Triggering receptor expressed on myeloid cells (TREM)-1 is a recently identified immunoglobulin receptor that is expressed on neutrophils and monocytes where it amplifies the acute inflammatory response to bacteria. We examined the transcriptional regulation of TREM-1 in macrophages. Treatment of RAW cells with Escherichia coli LPS or Pseudomonas aeruginosa led to the induction of TREM-1 within 1 h with an expression lasting up to at least 24 h in vitro as detected by RT-PCR. Since the promoter of TREM-1 has multiple binding sites for NF-kappaB and PU.1 (one of the members of the ets family of transcription factors), we investigated the role of these transcription factors in the induction of TREM-1. Treatment of cells with NF-kappaB inhibitors abolished the expression of message of TREM-1 induced by LPS and P. aeruginosa.

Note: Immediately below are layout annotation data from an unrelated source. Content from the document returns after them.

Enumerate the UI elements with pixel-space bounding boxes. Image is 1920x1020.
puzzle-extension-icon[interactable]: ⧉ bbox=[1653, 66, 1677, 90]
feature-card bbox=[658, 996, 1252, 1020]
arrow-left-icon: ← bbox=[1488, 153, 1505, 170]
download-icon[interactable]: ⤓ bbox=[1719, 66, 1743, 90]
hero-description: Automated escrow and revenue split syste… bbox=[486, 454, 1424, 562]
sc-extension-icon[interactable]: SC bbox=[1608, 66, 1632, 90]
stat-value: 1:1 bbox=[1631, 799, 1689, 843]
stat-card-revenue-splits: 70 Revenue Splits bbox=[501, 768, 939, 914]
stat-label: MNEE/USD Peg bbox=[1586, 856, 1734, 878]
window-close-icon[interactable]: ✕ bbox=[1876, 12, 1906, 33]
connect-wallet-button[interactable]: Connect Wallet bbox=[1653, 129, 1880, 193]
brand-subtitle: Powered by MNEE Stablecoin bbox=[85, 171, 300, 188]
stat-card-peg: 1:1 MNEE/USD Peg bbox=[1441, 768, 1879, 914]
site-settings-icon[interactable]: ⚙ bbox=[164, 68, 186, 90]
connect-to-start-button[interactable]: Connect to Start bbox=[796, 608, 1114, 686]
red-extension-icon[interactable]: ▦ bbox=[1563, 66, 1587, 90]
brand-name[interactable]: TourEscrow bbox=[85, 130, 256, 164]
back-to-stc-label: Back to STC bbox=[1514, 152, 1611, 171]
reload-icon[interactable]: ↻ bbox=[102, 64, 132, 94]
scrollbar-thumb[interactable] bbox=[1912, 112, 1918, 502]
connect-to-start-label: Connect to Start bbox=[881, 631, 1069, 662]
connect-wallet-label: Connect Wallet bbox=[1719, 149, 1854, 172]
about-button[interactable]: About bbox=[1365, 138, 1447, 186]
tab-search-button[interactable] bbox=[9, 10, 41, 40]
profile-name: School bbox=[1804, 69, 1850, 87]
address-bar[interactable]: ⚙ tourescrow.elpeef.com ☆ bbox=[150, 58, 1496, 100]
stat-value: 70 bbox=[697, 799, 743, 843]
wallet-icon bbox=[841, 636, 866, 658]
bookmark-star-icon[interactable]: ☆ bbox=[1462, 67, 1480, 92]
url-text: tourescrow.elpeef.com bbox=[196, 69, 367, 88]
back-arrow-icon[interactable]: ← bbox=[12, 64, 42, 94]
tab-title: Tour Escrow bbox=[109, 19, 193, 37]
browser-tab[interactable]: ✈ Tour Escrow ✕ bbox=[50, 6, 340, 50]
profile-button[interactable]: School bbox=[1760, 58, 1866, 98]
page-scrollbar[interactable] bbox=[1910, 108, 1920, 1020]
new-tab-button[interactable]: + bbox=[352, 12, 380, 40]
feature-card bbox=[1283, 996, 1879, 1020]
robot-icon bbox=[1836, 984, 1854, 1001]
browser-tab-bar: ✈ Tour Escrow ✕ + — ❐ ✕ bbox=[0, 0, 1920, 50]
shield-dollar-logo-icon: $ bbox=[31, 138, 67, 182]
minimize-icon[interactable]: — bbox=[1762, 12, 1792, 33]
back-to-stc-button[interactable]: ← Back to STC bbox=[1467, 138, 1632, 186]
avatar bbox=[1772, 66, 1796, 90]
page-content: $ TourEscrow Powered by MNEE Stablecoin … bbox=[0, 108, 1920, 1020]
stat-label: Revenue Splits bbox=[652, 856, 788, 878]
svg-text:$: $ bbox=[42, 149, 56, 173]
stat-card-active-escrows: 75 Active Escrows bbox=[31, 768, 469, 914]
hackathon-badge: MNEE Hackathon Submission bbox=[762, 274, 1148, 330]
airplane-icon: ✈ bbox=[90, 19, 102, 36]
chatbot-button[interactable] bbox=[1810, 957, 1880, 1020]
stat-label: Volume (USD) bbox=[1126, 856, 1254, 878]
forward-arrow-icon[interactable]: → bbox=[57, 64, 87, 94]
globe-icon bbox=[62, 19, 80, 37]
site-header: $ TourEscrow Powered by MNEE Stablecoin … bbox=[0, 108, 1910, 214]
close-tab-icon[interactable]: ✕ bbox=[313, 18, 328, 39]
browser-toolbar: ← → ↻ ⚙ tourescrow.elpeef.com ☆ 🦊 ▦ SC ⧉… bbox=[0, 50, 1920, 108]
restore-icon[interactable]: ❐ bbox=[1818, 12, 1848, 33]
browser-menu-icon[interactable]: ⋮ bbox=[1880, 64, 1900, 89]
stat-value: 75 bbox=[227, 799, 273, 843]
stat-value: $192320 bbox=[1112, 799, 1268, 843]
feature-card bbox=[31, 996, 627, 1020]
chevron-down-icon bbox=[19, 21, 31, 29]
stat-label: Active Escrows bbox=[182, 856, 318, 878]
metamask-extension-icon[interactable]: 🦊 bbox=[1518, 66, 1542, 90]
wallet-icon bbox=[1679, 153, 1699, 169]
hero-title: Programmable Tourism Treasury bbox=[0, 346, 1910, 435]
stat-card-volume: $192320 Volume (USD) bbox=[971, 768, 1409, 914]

In contrast, the expression of TREM-1 was increased after stimulation with LPS or P. aeruginosa in cells that had gene of PU.1 silenced. Additionally, over-expression of PU.1 led to inhibition of TREM-1 induction in response to LPS and P. aeruginosa. These data suggest that both these transcription factors are involved in the expression of TREM-1. NF-kappaB functions as a positive regulator whereas PU.1 is a negative regulator of the TREM-1 gene.